By Daisuke Yamamoto
BANDAR SERI BEGAWAN, (PNA/Kyodo) — Japanese Prime Minister Shinzo Abe on Thursday asked the leaders of China, South Korea and ASEAN to relax or eliminate import restrictions on Japanese produce, touting its safety more than two years after the onset of the Fukushima nuclear disaster.
As participants confirmed cooperation in finance and food security at the “ASEAN-plus-three” summit, Abe also welcomed the start of an emergency rice reserve program involving the participating countries and said Japan intends to extend cooperation in the area.
ASEAN leaders expressed hope for stronger cooperation in finance and food security within the ASEAN-plus-three framework, while asking Japan, South Korea and China to continue helping ASEAN members increase their “connectivity” as they work toward the vision of an ASEAN Economic Community, according to Japanese officials.

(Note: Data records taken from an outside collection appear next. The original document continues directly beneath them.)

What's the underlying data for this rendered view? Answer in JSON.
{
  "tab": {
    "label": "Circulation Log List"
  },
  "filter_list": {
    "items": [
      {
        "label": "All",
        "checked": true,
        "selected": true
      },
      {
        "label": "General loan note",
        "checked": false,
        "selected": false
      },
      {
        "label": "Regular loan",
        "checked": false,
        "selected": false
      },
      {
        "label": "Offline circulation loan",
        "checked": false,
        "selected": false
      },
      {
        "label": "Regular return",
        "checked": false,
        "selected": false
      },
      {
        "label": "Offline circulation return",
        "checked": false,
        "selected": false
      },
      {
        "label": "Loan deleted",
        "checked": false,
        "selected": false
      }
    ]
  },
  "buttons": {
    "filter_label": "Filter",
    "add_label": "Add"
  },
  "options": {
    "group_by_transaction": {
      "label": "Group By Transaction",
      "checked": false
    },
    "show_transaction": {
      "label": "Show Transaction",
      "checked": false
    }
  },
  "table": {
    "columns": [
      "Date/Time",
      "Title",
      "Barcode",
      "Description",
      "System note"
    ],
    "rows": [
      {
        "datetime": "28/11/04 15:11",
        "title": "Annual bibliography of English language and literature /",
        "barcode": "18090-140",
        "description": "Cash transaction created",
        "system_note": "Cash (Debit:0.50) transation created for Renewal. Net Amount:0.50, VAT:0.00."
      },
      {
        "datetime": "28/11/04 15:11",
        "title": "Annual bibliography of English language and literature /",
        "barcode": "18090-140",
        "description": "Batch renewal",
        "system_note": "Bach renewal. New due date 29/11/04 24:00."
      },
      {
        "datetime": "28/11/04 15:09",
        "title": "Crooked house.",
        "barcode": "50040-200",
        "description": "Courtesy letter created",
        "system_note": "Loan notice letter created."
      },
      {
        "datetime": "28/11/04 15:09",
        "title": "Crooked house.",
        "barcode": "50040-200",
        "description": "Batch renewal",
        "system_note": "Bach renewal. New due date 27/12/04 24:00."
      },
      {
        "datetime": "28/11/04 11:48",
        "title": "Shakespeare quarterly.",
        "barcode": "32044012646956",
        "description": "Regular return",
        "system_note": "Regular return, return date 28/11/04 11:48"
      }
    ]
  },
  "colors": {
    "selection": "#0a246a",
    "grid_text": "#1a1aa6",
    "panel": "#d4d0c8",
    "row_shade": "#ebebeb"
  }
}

The summit, held in the Brunei capital on the island of Borneo as part of a series of meetings related to the Association of Southeast Asian Nations, brought together Abe, Premier Li Keqiang of China and President Park Geun Hye of South Korea.
During a photo session before the meeting, in which all the leaders held hands, Abe stood next to Park, but the two leaders did not appear to make eye contact, perhaps reflecting the current chilled ties between the two countries.
Amid fresh concern over the leaks of water contaminated with radioactive materials from the crippled Fukushima Daiichi nuclear power plant in northeastern Japan, South Korea has recently imposed an import ban on fisheries products from some Japanese prefectures.
At Thursday’s meeting, Abe, who sat next to Park at a roundtable, asked other participants that their countries relax or eliminate restrictions on imported goods from Japan, saying that those on the market are safe.
“We intend to continue providing precise information swiftly, and ask those countries that continue restrictions to loosen or eliminate such restrictions on the basis of scientific data,” he said, according to the officials.
Abe also urged other participants to cooperate over the North Korean nuclear issue and the abductions of Japanese nationals by the North in the 1970s and 1980s.
Several other leaders referred to issues concerning North Korea, according to the officials.
With Japan enmeshed in disputes with China and South Korea over territorial issues and interpretations of history, Abe has not held bilateral talks with a Chinese or South Korean leader since he became prime minister last December.
ASEAN consists of Brunei, Cambodia, Indonesia, Laos, Malaysia, Myanmar, the Philippines, Singapore, Thailand and Vietnam, with host Brunei serving as chairman of the regional grouping.